A cargo de J.J. Abrams, un entretenedor consagrado del nuevo siglo, llega a salas la cinta que cierra la tercera trilogía de la redituable franquicia Star wars. La misma que arrancó en 1977 con La guerra de las galaxias, cuando nadie se imaginaba que cuatro décadas después se vería instalada como referente ineludible: como la vara con la que se ha de medir el cine, cuando no la vida misma, no solo entre niños y adolescentes, sino también entre los adultos que creen que "todo tiene que ver con Star wars".
El ascenso de Skywalker es, hasta nuevo aviso, la última película con jedis, siths y todos los demás, sin perjuicio de que la franquicia siga generando cuanto producto pueda ocurrírsele promover a Disney, su actual propietaria. Transcurre, como siempre, en una galaxia muy lejana, con una nueva versión del combate entre la oscuridad y la luz: de un lado, el Primer Orden, la maldad y la opresión encarnadas; del otro, los rebeldes de la Resistencia que, a punta de ñeque y sentido justiciero, combaten como mejor pueden.
En el camino de esta trilogía ya han reaparecido y sucumbido Han Solo y Luke Skywalker, sin perjuicio de que reasomen ahora vía recuerdos, alucinaciones o resurrecciones parciales. El caso es que la joven Rey, exchatarrera del planeta Jakku (Daisy Ridley), es ahora un emblema de la señalada lucha: educada por Luke en las artes jedi, se ha convertido en la gran esperanza contra el poder y la ambición del malvado Kylo Ren (Adam Driver), quien a su vez le rinde cuentas a Palpatine, villano entre los villanos que también ha sabido regresar, de alguna extraña manera.

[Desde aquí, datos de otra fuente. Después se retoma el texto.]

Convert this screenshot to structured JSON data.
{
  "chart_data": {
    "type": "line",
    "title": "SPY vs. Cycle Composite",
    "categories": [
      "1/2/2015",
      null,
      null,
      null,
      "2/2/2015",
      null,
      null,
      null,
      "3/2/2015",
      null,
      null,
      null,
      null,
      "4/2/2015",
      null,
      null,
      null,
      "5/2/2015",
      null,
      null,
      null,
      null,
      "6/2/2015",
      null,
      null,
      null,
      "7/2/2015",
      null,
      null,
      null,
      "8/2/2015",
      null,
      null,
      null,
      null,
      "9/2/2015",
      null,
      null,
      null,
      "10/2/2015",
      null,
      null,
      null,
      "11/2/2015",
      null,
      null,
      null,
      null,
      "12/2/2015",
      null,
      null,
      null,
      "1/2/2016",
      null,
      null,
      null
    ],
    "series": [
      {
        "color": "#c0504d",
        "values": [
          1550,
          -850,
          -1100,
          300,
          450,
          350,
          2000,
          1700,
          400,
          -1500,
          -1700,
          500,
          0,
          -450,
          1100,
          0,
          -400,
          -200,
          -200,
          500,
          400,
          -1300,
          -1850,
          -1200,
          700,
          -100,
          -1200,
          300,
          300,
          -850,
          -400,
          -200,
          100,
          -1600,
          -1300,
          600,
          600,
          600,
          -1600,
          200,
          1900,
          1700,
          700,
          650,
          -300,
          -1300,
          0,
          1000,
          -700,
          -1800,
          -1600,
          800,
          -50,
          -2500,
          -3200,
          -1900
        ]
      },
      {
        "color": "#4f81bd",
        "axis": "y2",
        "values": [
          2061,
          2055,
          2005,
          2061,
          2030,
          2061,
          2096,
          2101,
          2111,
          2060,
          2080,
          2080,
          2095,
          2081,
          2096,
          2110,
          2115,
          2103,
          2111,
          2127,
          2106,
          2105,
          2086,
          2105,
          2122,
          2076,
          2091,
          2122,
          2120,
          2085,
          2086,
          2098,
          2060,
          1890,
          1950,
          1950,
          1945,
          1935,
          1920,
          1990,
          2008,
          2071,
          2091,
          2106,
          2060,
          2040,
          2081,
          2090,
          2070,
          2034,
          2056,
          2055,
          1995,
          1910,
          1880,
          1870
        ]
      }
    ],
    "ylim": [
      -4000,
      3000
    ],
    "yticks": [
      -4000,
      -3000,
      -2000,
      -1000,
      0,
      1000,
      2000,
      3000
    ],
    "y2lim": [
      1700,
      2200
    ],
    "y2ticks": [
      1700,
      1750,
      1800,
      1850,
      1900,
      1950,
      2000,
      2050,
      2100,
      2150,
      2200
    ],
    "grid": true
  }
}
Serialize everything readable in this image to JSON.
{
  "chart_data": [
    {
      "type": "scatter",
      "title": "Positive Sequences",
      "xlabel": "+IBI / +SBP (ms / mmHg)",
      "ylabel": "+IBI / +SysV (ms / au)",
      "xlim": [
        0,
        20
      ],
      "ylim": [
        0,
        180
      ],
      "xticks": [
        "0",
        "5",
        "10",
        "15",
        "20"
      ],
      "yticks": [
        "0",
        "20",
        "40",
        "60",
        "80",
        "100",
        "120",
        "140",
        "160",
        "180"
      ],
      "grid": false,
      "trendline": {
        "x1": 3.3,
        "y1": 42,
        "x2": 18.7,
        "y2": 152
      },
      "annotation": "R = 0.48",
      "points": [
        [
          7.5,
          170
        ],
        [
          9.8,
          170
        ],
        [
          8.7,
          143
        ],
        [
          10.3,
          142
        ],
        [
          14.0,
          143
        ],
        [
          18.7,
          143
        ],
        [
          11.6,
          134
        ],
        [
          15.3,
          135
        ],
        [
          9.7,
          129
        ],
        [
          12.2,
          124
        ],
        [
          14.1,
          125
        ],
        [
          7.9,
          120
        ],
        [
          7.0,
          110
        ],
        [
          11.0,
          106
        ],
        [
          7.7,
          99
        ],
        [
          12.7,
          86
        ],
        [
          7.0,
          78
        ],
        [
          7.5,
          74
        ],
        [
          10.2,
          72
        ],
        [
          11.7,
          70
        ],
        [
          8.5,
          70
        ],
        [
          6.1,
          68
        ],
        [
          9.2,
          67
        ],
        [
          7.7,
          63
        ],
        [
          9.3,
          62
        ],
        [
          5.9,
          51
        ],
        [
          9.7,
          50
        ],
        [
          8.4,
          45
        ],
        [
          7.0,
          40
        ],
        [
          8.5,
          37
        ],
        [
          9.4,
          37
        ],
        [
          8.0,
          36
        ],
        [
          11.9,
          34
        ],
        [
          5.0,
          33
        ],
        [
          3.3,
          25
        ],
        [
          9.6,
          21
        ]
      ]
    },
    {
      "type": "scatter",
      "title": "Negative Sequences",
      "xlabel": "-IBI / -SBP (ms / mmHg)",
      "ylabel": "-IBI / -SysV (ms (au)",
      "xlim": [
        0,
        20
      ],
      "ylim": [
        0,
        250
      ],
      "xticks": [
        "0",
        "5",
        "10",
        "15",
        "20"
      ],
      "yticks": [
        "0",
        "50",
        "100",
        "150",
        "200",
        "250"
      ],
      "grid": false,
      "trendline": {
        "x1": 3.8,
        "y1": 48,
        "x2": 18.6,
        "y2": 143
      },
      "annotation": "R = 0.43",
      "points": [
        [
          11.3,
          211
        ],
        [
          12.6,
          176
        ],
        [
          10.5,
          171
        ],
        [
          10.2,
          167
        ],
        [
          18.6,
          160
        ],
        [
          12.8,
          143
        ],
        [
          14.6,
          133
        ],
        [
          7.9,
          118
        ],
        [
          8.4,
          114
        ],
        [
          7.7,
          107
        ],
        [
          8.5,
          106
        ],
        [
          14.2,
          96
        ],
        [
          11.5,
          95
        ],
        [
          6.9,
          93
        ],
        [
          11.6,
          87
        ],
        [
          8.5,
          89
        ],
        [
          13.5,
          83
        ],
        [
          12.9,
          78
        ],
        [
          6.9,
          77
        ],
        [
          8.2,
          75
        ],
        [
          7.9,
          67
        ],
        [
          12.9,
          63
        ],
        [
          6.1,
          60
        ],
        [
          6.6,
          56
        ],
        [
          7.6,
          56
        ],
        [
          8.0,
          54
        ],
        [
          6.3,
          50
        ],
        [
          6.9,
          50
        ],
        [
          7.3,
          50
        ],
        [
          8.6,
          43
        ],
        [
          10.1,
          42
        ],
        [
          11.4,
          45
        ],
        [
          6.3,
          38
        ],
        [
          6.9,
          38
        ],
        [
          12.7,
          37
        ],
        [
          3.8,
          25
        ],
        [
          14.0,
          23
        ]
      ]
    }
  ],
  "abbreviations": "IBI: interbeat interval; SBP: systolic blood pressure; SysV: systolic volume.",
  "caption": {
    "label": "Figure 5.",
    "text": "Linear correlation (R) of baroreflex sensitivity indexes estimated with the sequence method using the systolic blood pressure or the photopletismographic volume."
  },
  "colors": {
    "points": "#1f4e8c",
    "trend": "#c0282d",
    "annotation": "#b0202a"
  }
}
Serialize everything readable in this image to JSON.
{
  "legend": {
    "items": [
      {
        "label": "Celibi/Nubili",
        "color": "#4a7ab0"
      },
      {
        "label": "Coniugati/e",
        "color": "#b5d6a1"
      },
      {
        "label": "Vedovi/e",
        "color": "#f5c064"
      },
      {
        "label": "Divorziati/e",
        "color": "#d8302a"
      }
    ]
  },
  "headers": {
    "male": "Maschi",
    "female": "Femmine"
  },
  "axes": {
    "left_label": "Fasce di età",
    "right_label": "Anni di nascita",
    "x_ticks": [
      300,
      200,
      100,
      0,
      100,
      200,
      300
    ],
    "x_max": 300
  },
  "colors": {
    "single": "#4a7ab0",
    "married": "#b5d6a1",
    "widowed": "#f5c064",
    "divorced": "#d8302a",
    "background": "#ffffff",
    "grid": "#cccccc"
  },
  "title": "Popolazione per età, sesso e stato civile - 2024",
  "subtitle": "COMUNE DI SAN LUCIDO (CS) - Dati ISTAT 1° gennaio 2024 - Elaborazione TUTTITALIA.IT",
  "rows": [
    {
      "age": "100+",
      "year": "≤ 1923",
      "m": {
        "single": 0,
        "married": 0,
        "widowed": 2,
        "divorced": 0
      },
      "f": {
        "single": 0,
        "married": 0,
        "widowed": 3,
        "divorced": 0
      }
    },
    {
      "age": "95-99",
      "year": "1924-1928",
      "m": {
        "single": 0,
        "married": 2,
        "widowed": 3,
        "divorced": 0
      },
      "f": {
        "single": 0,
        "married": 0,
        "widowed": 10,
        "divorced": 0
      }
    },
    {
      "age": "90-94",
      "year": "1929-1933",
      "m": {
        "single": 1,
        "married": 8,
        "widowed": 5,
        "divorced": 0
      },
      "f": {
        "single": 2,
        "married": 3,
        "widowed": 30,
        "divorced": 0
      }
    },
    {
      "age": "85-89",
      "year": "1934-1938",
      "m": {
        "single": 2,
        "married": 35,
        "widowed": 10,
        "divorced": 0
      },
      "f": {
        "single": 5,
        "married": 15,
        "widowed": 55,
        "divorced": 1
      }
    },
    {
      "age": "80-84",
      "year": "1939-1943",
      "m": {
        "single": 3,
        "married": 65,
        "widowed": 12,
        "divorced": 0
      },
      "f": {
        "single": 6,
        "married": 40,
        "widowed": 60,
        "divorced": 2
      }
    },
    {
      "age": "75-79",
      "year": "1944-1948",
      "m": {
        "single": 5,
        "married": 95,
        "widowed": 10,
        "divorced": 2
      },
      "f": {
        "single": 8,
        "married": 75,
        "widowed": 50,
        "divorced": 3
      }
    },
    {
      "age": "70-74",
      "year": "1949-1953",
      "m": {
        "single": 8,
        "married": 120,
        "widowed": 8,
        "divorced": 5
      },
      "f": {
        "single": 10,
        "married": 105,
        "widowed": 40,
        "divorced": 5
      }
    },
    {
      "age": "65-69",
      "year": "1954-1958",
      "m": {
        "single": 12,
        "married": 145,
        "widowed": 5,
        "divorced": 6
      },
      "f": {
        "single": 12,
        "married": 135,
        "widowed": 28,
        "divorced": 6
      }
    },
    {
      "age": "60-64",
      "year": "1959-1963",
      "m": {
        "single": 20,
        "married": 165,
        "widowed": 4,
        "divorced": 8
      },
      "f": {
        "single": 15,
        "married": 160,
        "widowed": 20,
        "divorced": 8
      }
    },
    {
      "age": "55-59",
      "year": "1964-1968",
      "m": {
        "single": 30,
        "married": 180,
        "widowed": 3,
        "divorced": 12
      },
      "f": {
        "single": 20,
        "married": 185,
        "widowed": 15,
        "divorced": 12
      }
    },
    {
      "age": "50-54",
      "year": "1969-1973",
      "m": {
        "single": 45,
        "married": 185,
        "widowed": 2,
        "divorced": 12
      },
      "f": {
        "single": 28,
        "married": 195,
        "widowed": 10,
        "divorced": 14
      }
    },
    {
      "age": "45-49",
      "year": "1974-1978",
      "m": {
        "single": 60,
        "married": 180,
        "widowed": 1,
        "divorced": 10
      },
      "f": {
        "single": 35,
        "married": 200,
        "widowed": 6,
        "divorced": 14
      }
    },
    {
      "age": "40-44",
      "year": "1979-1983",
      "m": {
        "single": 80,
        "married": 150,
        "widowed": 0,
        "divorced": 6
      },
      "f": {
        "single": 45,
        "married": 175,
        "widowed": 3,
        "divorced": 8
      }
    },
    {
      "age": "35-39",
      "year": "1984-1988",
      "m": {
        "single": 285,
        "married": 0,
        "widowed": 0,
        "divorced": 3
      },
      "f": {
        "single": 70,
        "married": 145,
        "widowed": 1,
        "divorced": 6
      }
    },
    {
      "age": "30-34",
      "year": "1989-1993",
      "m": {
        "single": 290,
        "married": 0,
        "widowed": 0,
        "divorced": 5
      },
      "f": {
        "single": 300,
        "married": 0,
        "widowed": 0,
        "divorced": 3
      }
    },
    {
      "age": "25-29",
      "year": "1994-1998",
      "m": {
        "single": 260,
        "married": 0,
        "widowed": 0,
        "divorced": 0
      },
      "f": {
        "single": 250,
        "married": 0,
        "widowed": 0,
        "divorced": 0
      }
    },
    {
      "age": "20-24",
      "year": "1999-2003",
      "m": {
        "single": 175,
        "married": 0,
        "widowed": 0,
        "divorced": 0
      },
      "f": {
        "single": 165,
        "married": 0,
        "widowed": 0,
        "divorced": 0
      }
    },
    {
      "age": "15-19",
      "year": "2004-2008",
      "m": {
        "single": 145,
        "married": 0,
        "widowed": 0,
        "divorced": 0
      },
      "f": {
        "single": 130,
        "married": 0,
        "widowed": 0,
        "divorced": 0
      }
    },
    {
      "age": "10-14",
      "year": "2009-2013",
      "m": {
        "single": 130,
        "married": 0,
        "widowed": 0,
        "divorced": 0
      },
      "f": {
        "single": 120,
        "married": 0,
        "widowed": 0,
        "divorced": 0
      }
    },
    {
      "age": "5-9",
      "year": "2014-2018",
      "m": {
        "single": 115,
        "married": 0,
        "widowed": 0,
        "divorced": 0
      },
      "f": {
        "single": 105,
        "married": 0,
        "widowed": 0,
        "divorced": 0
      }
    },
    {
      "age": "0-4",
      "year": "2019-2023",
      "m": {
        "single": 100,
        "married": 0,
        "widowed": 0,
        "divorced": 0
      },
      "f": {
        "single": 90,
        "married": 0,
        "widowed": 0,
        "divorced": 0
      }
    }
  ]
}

Sin perder de vista a los despistados de siempre, la película hace sentir a los fans en confianza: la toponimia es copiosa (nombres de planetas, sistemas o lo que sea), así como las referencias a un universo pueril y autocontenido donde "nada es imposible", donde "la Fuerza es real" y donde la mitología ha escrito un destino que los personajes están condenados a cumplir. Todo, arropado por una escenificación convincente y una narrativa que sabe fluir, sin arrugar, a lo largo de 140 minutos. El problema, finalmente, no es de la película ni de la saga: es de quienes le hemos dado el afrecho.